CPG Supply Chains Are Adapting to Disruption in Grocery

As e-commerce sales growth in the U.S. grocery market heats up, CPG supply chains are facing bigger hurdles and more complexity.


Online shopping, new digital technologies and increasing channel fragmentation are intensifying the pressures on US consumer packaged goods (CPG) supply chains.

In a report by The Boston Consulting Group, How CPG Supply Chains Are Preparing for Seismic Change, highlights the top trends affecting CPG supply chains and the effect on CPG companies’ performance. Issues addressed in the report are: e-commerce sales growth, service-level performance, channel proliferation, network design and cash management trends.

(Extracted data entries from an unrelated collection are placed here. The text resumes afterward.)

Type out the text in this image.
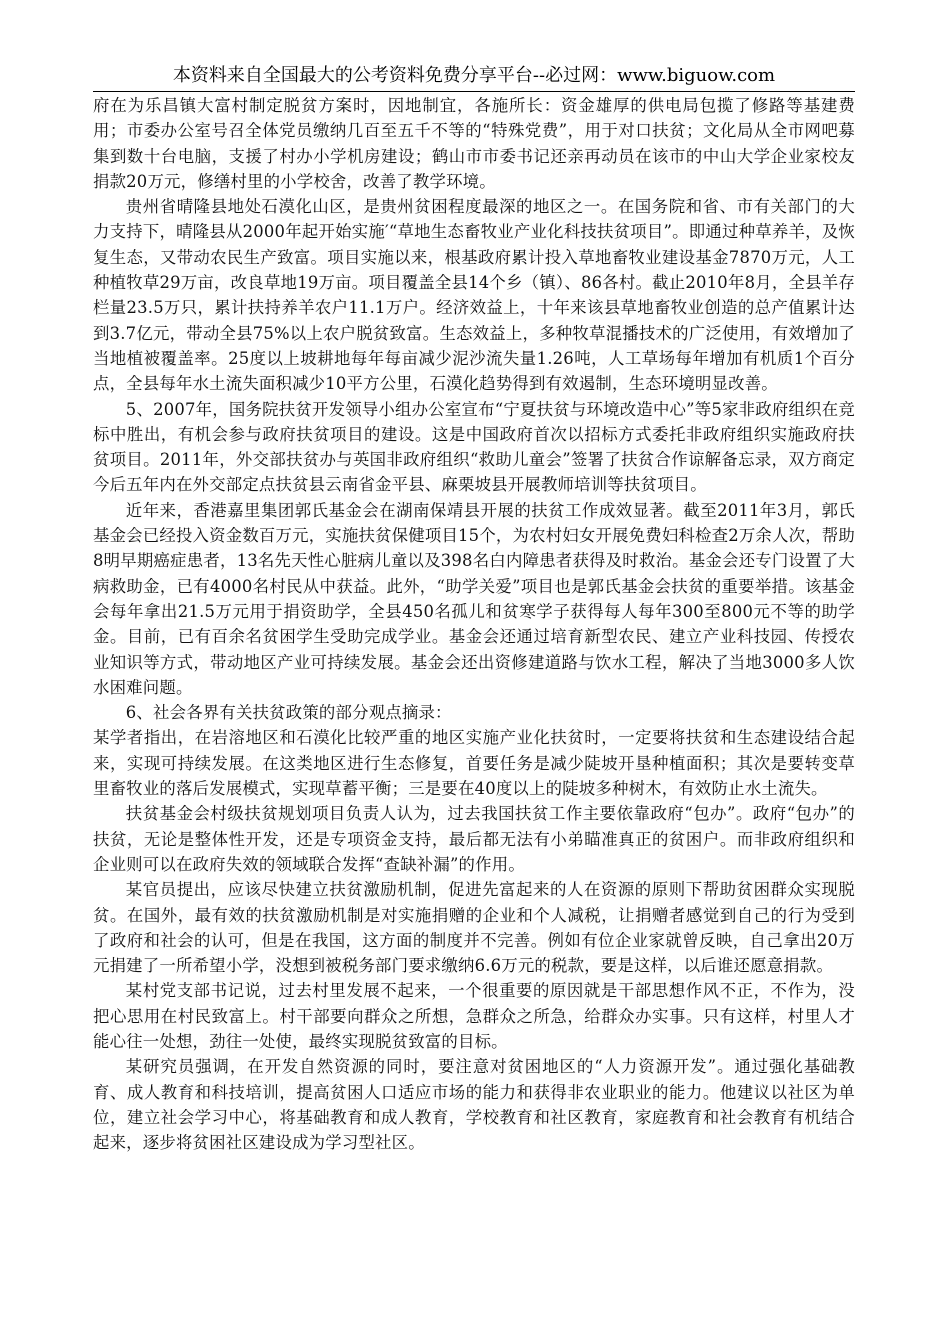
本资料来自全国最大的公考资料免费分享平台--必过网：www.biguow.com

府在为乐昌镇大富村制定脱贫方案时，因地制宜，各施所长：资金雄厚的供电局包揽了修路等基建费用；市委办公室号召全体党员缴纳几百至五千不等的“特殊党费”，用于对口扶贫；文化局从全市网吧募集到数十台电脑，支援了村办小学机房建设；鹤山市市委书记还亲再动员在该市的中山大学企业家校友捐款20万元，修缮村里的小学校舍，改善了教学环境。

贵州省晴隆县地处石漠化山区，是贵州贫困程度最深的地区之一。在国务院和省、市有关部门的大力支持下，晴隆县从2000年起开始实施′“草地生态畜牧业产业化科技扶贫项目”。即通过种草养羊，及恢复生态，又带动农民生产致富。项目实施以来，根基政府累计投入草地畜牧业建设基金7870万元，人工种植牧草29万亩，改良草地19万亩。项目覆盖全县14个乡（镇）、86各村。截止2010年8月，全县羊存栏量23.5万只，累计扶持养羊农户11.1万户。经济效益上，十年来该县草地畜牧业创造的总产值累计达到3.7亿元，带动全县75%以上农户脱贫致富。生态效益上，多种牧草混播技术的广泛使用，有效增加了当地植被覆盖率。25度以上坡耕地每年每亩减少泥沙流失量1.26吨，人工草场每年增加有机质1个百分点，全县每年水土流失面积减少10平方公里，石漠化趋势得到有效遏制，生态环境明显改善。

5、2007年，国务院扶贫开发领导小组办公室宣布“宁夏扶贫与环境改造中心”等5家非政府组织在竞标中胜出，有机会参与政府扶贫项目的建设。这是中国政府首次以招标方式委托非政府组织实施政府扶贫项目。2011年，外交部扶贫办与英国非政府组织“救助儿童会”签署了扶贫合作谅解备忘录，双方商定今后五年内在外交部定点扶贫县云南省金平县、麻栗坡县开展教师培训等扶贫项目。

近年来，香港嘉里集团郭氏基金会在湖南保靖县开展的扶贫工作成效显著。截至2011年3月，郭氏基金会已经投入资金数百万元，实施扶贫保健项目15个，为农村妇女开展免费妇科检查2万余人次，帮助8明早期癌症患者，13名先天性心脏病儿童以及398名白内障患者获得及时救治。基金会还专门设置了大病救助金，已有4000名村民从中获益。此外，“助学关爱”项目也是郭氏基金会扶贫的重要举措。该基金会每年拿出21.5万元用于捐资助学，全县450名孤儿和贫寒学子获得每人每年300至800元不等的助学金。目前，已有百余名贫困学生受助完成学业。基金会还通过培育新型农民、建立产业科技园、传授农业知识等方式，带动地区产业可持续发展。基金会还出资修建道路与饮水工程，解决了当地3000多人饮水困难问题。

6、社会各界有关扶贫政策的部分观点摘录：

某学者指出，在岩溶地区和石漠化比较严重的地区实施产业化扶贫时，一定要将扶贫和生态建设结合起来，实现可持续发展。在这类地区进行生态修复，首要任务是减少陡坡开垦种植面积；其次是要转变草里畜牧业的落后发展模式，实现草蓄平衡；三是要在40度以上的陡坡多种树木，有效防止水土流失。

扶贫基金会村级扶贫规划项目负责人认为，过去我国扶贫工作主要依靠政府“包办”。政府“包办”的扶贫，无论是整体性开发，还是专项资金支持，最后都无法有小弟瞄准真正的贫困户。而非政府组织和企业则可以在政府失效的领域联合发挥“查缺补漏”的作用。

某官员提出，应该尽快建立扶贫激励机制，促进先富起来的人在资源的原则下帮助贫困群众实现脱贫。在国外，最有效的扶贫激励机制是对实施捐赠的企业和个人减税，让捐赠者感觉到自己的行为受到了政府和社会的认可，但是在我国，这方面的制度并不完善。例如有位企业家就曾反映，自己拿出20万元捐建了一所希望小学，没想到被税务部门要求缴纳6.6万元的税款，要是这样，以后谁还愿意捐款。

某村党支部书记说，过去村里发展不起来，一个很重要的原因就是干部思想作风不正，不作为，没把心思用在村民致富上。村干部要向群众之所想，急群众之所急，给群众办实事。只有这样，村里人才能心往一处想，劲往一处使，最终实现脱贫致富的目标。

某研究员强调，在开发自然资源的同时，要注意对贫困地区的“人力资源开发”。通过强化基础教育、成人教育和科技培训，提高贫困人口适应市场的能力和获得非农业职业的能力。他建议以社区为单位，建立社会学习中心，将基础教育和成人教育，学校教育和社区教育，家庭教育和社会教育有机结合起来，逐步将贫困社区建设成为学习型社区。
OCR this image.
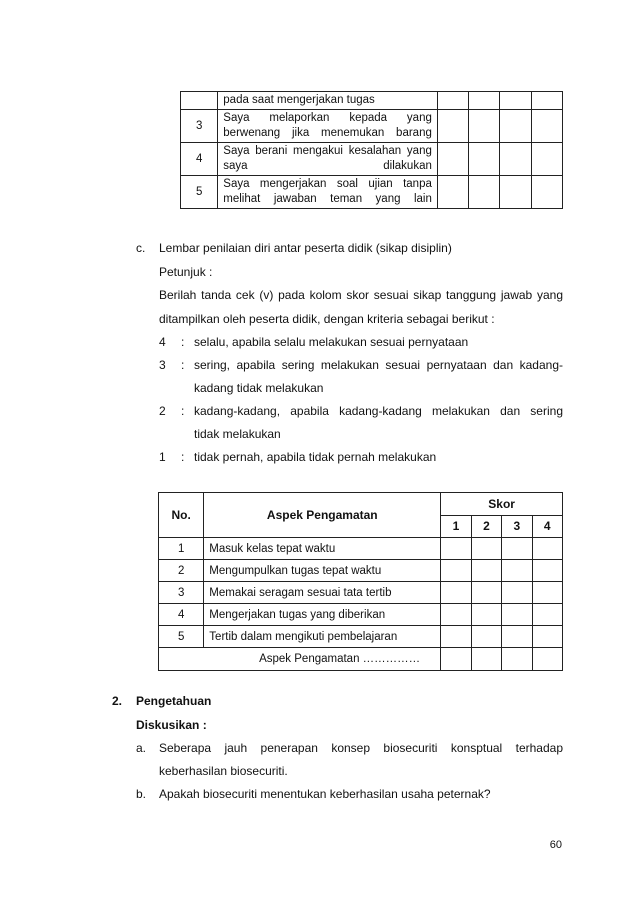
	pada saat mengerjakan tugas				
3	Saya melaporkan kepada yang berwenang jika menemukan barang				
4	Saya berani mengakui kesalahan yang saya dilakukan				
5	Saya mengerjakan soal ujian tanpa melihat jawaban teman yang lain				
c. Lembar penilaian diri antar peserta didik (sikap disiplin)
Petunjuk :
Berilah tanda cek (v) pada kolom skor sesuai sikap tanggung jawab yang
ditampilkan oleh peserta didik, dengan kriteria sebagai berikut :
4 : selalu, apabila selalu melakukan sesuai pernyataan
3 : sering, apabila sering melakukan sesuai pernyataan dan kadang-
kadang tidak melakukan
2 : kadang-kadang, apabila kadang-kadang melakukan dan sering
tidak melakukan
1 : tidak pernah, apabila tidak pernah melakukan
No.	Aspek Pengamatan	Skor			
		1	2	3	4
1	Masuk kelas tepat waktu				
2	Mengumpulkan tugas tepat waktu				
3	Memakai seragam sesuai tata tertib				
4	Mengerjakan tugas yang diberikan				
5	Tertib dalam mengikuti pembelajaran				
Aspek Pengamatan ……………					
2. Pengetahuan
Diskusikan :
a. Seberapa jauh penerapan konsep biosecuriti konsptual terhadap
keberhasilan biosecuriti.
b. Apakah biosecuriti menentukan keberhasilan usaha peternak?
60
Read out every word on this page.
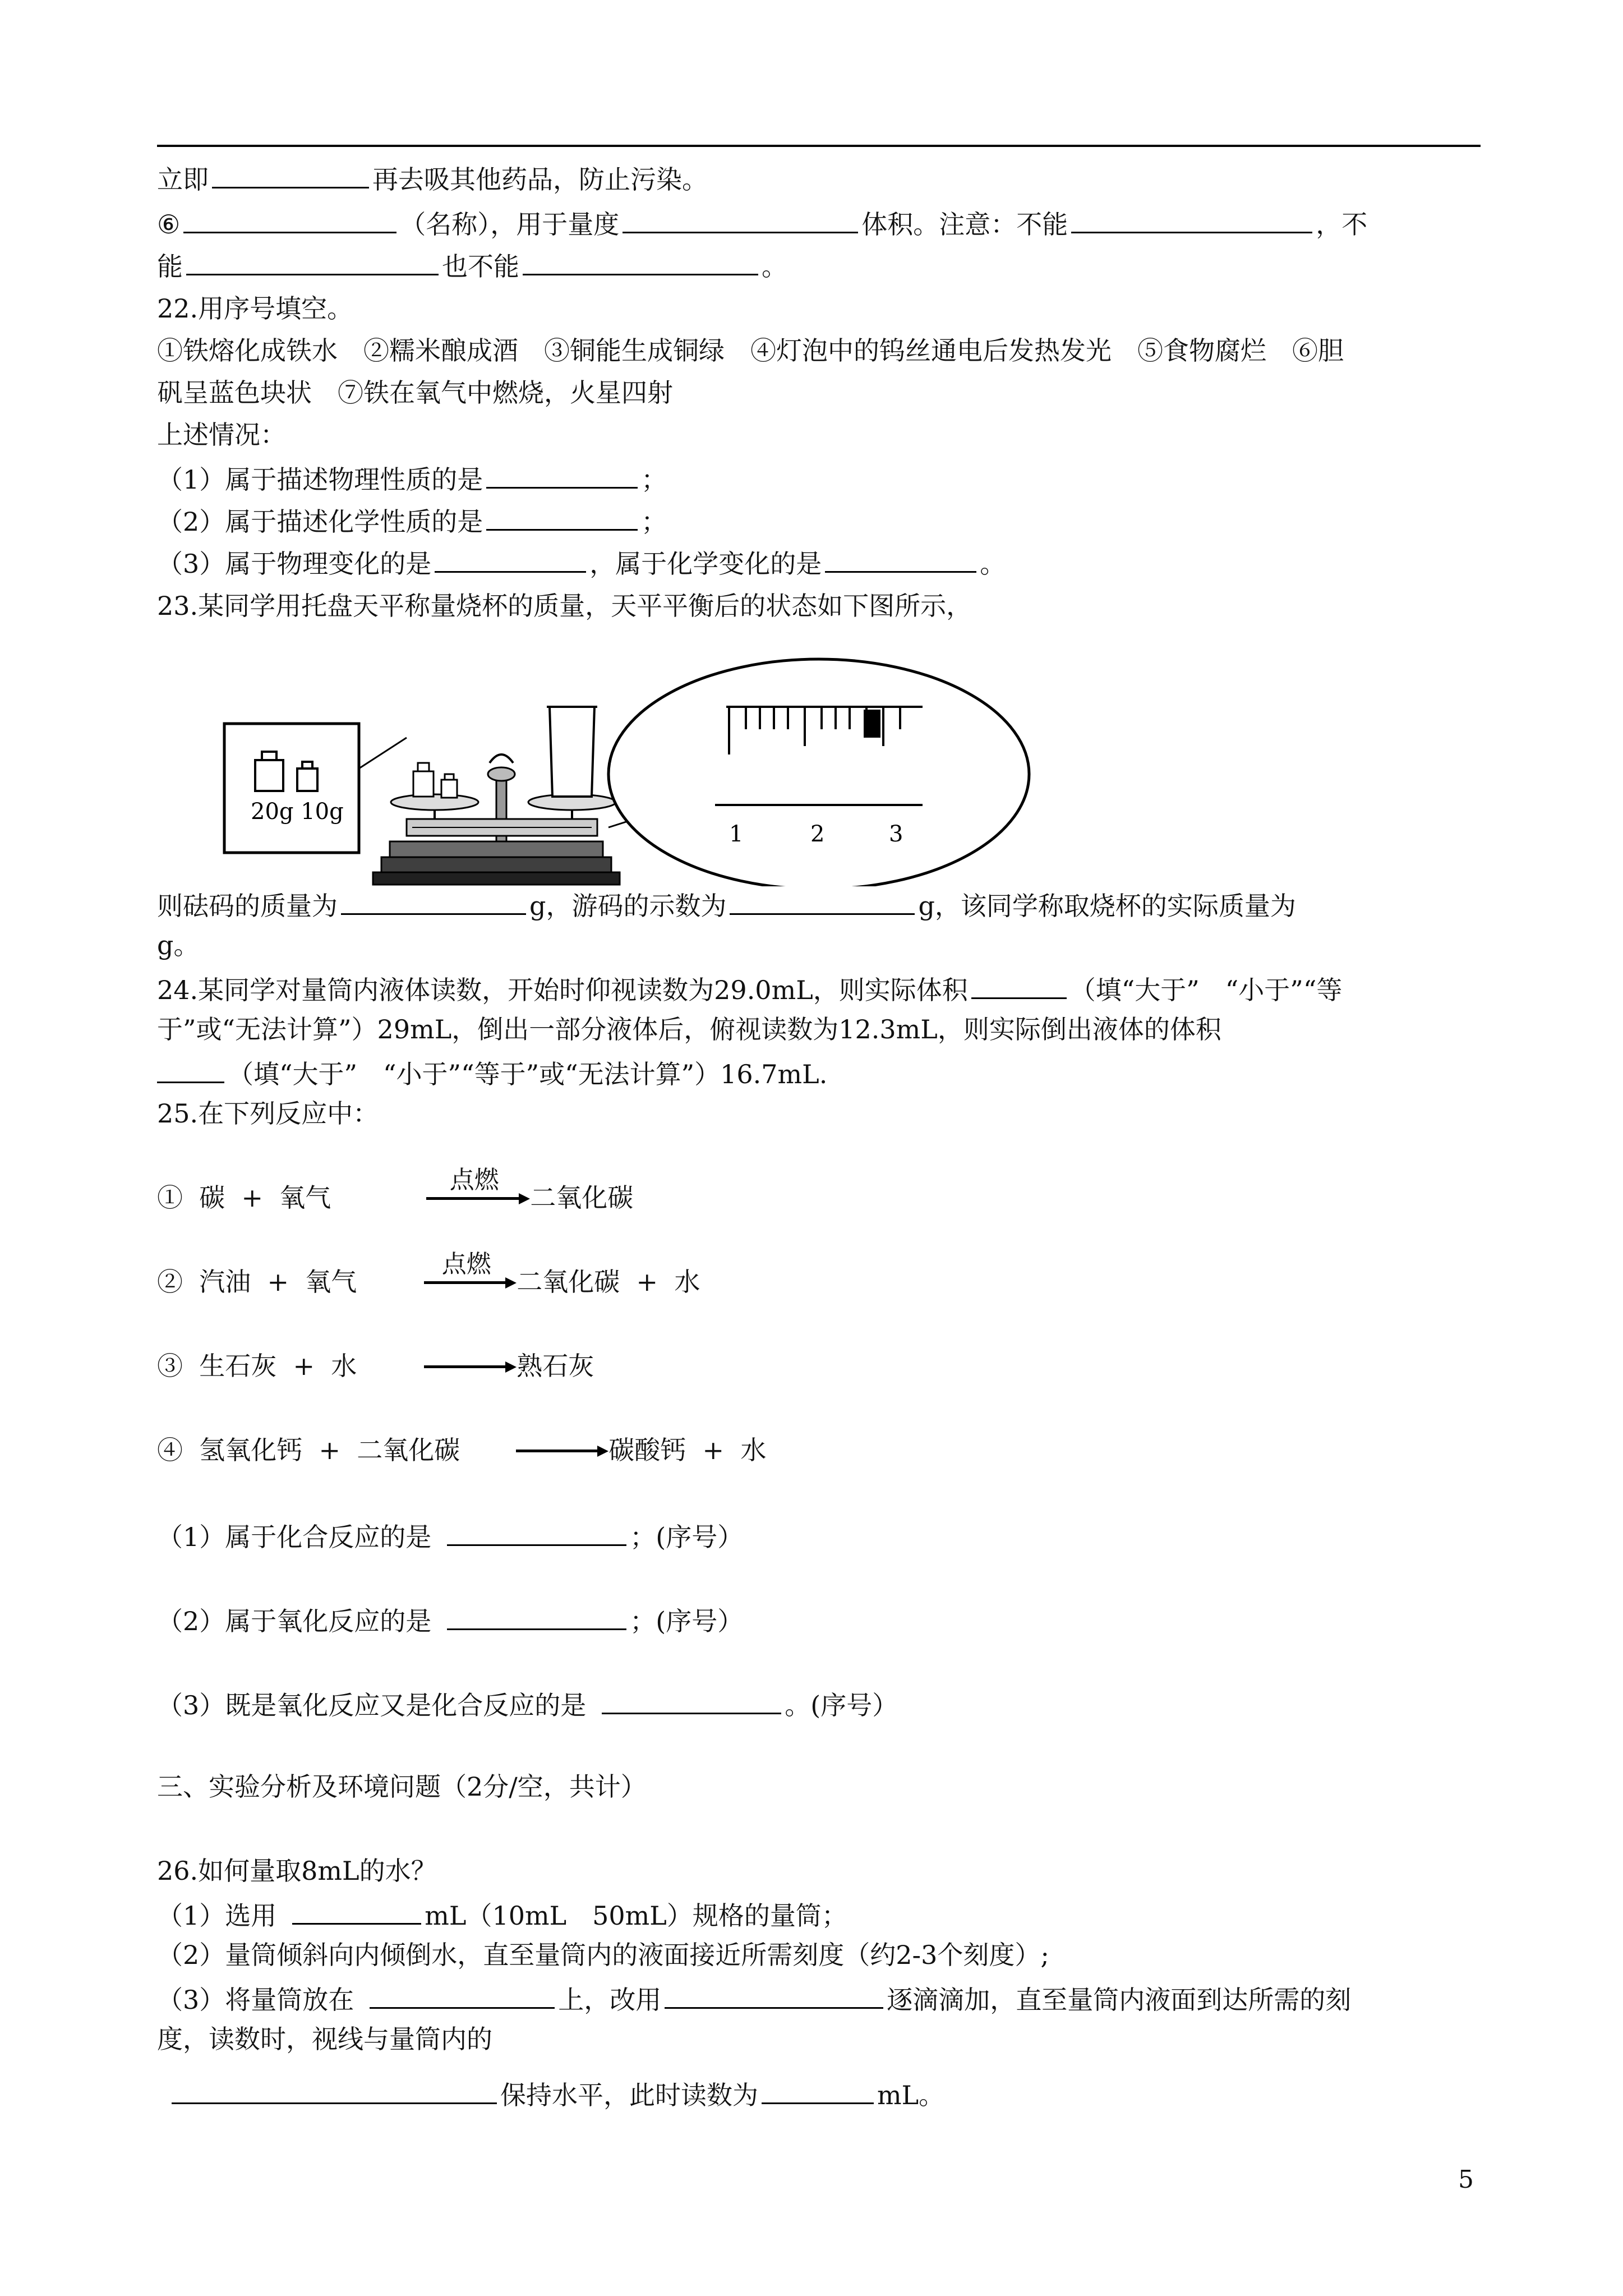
立即	再去吸其他药品，防止污染。
⑥	（名称），用于量度	体积。注意：不能	，不
能	也不能	。
22.用序号填空。
①铁熔化成铁水　②糯米酿成酒　③铜能生成铜绿　④灯泡中的钨丝通电后发热发光　⑤食物腐烂　⑥胆
矾呈蓝色块状　⑦铁在氧气中燃烧，火星四射
上述情况：
（1）属于描述物理性质的是	；
（2）属于描述化学性质的是	；
（3）属于物理变化的是	，属于化学变化的是	。
23.某同学用托盘天平称量烧杯的质量，天平平衡后的状态如下图所示，
20g 10g
1	2	3
则砝码的质量为	g，游码的示数为	g，该同学称取烧杯的实际质量为
g。
24.某同学对量筒内液体读数，开始时仰视读数为29.0mL，则实际体积	（填“大于”　“小于”“等
于”或“无法计算”）29mL，倒出一部分液体后，俯视读数为12.3mL，则实际倒出液体的体积
（填“大于”　“小于”“等于”或“无法计算”）16.7mL.
25.在下列反应中：
①  碳  +  氧气
点燃
二氧化碳
②  汽油  +  氧气
点燃
二氧化碳  +  水
③  生石灰  +  水	熟石灰
④  氢氧化钙  +  二氧化碳	碳酸钙  +  水
（1）属于化合反应的是	；(序号）
（2）属于氧化反应的是	；(序号）
（3）既是氧化反应又是化合反应的是	。(序号）
三、实验分析及环境问题（2分/空，共计）
26.如何量取8mL的水？
（1）选用	mL（10mL　50mL）规格的量筒；
（2）量筒倾斜向内倾倒水，直至量筒内的液面接近所需刻度（约2-3个刻度）;
（3）将量筒放在	上，改用	逐滴滴加，直至量筒内液面到达所需的刻
度，读数时，视线与量筒内的
保持水平，此时读数为	mL。
5
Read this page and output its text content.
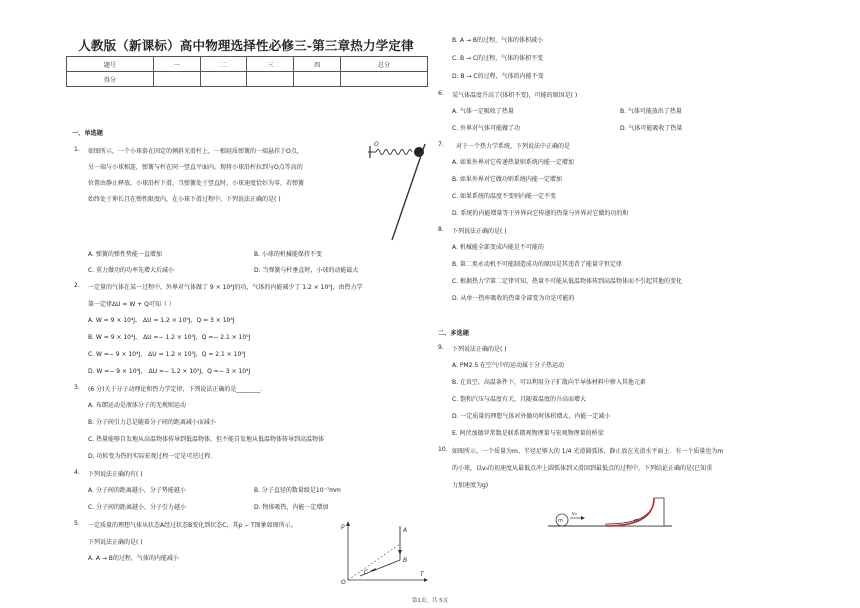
人教版（新课标）高中物理选择性必修三-第三章热力学定律
题号	一	二	三	四	总分
得分					
一、单选题
1. 如图所示，一个小球套在固定的倾斜光滑杆上，一根轻质弹簧的一端悬挂于O点，
另一端与小球相连，弹簧与杆在同一竖直平面内。现将小球沿杆拉到与O点等高的
位置由静止释放，小球沿杆下滑，当弹簧处于竖直时，小球速度恰好为零，若弹簧
始终处于伸长且在弹性限度内，在小球下滑过程中，下列说法正确的是( )
O
A. 弹簧的弹性势能一直增加	B. 小球的机械能保持不变
C. 重力做功的功率先增大后减小	D. 当弹簧与杆垂直时，小球的动能最大
2. 一定量的气体在某一过程中，外界对气体做了 9 × 10⁴J的功，气体的内能减少了 1.2 × 10⁵J，由热力学
第一定律ΔU = W + Q可知（ ）
A. W = 9 × 10⁴J， ΔU = 1.2 × 10⁵J，Q = 3 × 10⁴J
B. W = 9 × 10⁴J， ΔU =− 1.2 × 10⁵J，Q =− 2.1 × 10⁵J
C. W =− 9 × 10⁴J， ΔU = 1.2 × 10⁵J，Q = 2.1 × 10⁵J
D. W =− 9 × 10⁴J， ΔU =− 1.2 × 10⁵J，Q =− 3 × 10⁴J
3. (6 分)关于分子动理论和热力学定律，下列说法正确的是________．
A. 布朗运动是液体分子的无规则运动
B. 分子间引力总是随着分子间的距离减小而减小
C. 热量能够自发地从高温物体传导到低温物体，但不能自发地从低温物体传导到高温物体
D. 功转变为热的实际宏观过程一定是可逆过程．
4. 下列说法正确的有( )
A. 分子间的距离越小，分子势能越小	B. 分子直径的数量级是10⁻⁷mm
C. 分子间的距离越小，分子引力越小	D. 物体吸热，内能一定增加
5. 一定质量的理想气体从状态A经过状态B变化到状态C，其p − T图象如图所示。
下列说法正确的是( )
A. A → B的过程，气体的内能减小
p
T
O
A
B
C
B. A → B的过程，气体的体积减小
C. B → C的过程，气体的体积不变
D. B → C的过程，气体的内能不变
6. 某气体温度升高了(体积不变)，可能的原因是( )
A. 气体一定吸收了热量	B. 气体可能放出了热量
C. 外界对气体可能做了功	D. 气体可能吸收了热量
7. 对于一个热力学系统，下列说法中正确的是
A. 如果外界对它传递热量则系统内能一定增加
B. 如果外界对它做功则系统内能一定增加
C. 如果系统的温度不变则内能一定不变
D. 系统的内能增量等于外界向它传递的热量与外界对它做的功的和
8. 下列说法正确的是( )
A. 机械能全部变成内能是不可能的
B. 第二类永动机不可能制造成功的原因是其违背了能量守恒定律
C. 根据热力学第二定律可知，热量不可能从低温物体传到高温物体而不引起其他的变化
D. 从单一热库吸收的热量全部变为功是可能的
二、多选题
9. 下列说法正确的是( )
A. PM2.5 在空气中的运动属于分子热运动
B. 在真空、高温条件下，可以利用分子扩散向半导体材料中掺入其他元素
C. 饱和汽压与温度有关，且随着温度的升高而增大
D. 一定质量的理想气体对外做功时体积增大，内能一定减小
E. 阿伏加德罗常数是联系微观物理量与宏观物理量的桥梁
10. 如图所示，一个质量为m、半径足够大的 1/4 光滑圆弧体，静止放在光滑水平面上．有一个质量也为m
的小球，以v₀的初速度从最低点冲上圆弧体到又滑回到最低点的过程中，下列结论正确的是(已知重
力加速度为g)
m
v₀
m
第1页，共 5页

The report is based on the 2017 Supply Chain Benchmarking Study, a study of the US units of more than 30 leading CPG companies conducted jointly by BCG and GMA.

“It’s been a turbulent couple of years for the grocery industry, with major disruption and dislocation in the retail landscape,” Daniel Triot, senior director of the Trading Partner Alliance of GMA and the Food Marketing Institute said. “Despite the important performance gains in the supply chain in the past two years, CPG companies cannot be complacent. This report aims to provide guidance for CPG companies looking to harness new digital technologies and trends to support continued growth.”

Keeping Up with E-Commerce Sales Growth

Over the next two years, half the growth in North American grocery sales will come from e-commerce, but only 6 percent of CPG companies have a dedicated e-commerce supply chain team, and only 3 percent are able to fully track sales by channel. As US consumers increasingly come to rely on the digital marketplace for their product needs, the lack of readiness could cause companies to fall far behind in securing their share of customer wallet.

Channel Proliferation Squeezes Service Levels

According to the report, channel proliferation is the greatest impediment to on-time delivery performance. For example, median on-time delivery rates (requested arrival date, or RAD) to online retailers was just 64 percent.  

Among the report’s other key findings: 

  • CPGs companies carry the weight. CPG companies bear 60 percent of logistics costs and hold roughly 50 percent of the inventory. That burden may well increase.  
  • An ambient/cold-chain performance gap has emerged. Performance diverged significantly between ambient product makers and cold-chain manufacturers. Eighty percent of ambient companies enjoyed performance gains, while 60 percent of cold-chain companies experienced cost increases.  
  • Service generally improved. For the first time since 2010, CPG supply chains have improved their service levels—but not without incurring greater cost.  
  • The higher cost of delay. Retailers’ on-time requirements are becoming more stringent. Over the past two years, 76 percent of respondents noted that their companies’ on-time requirements have grown.  
  • Network design is an overwhelming priority. Service-level pressures are prompting more frequent network redesign. Eighty percent of respondents ranked network redesign a top priority, up from 72% in the previous GMA/BCG study.

In the near future, CPG companies will face rising customer demands, further repercussions from channel proliferation, looming transportation constraints and the need for more frequent network redesign.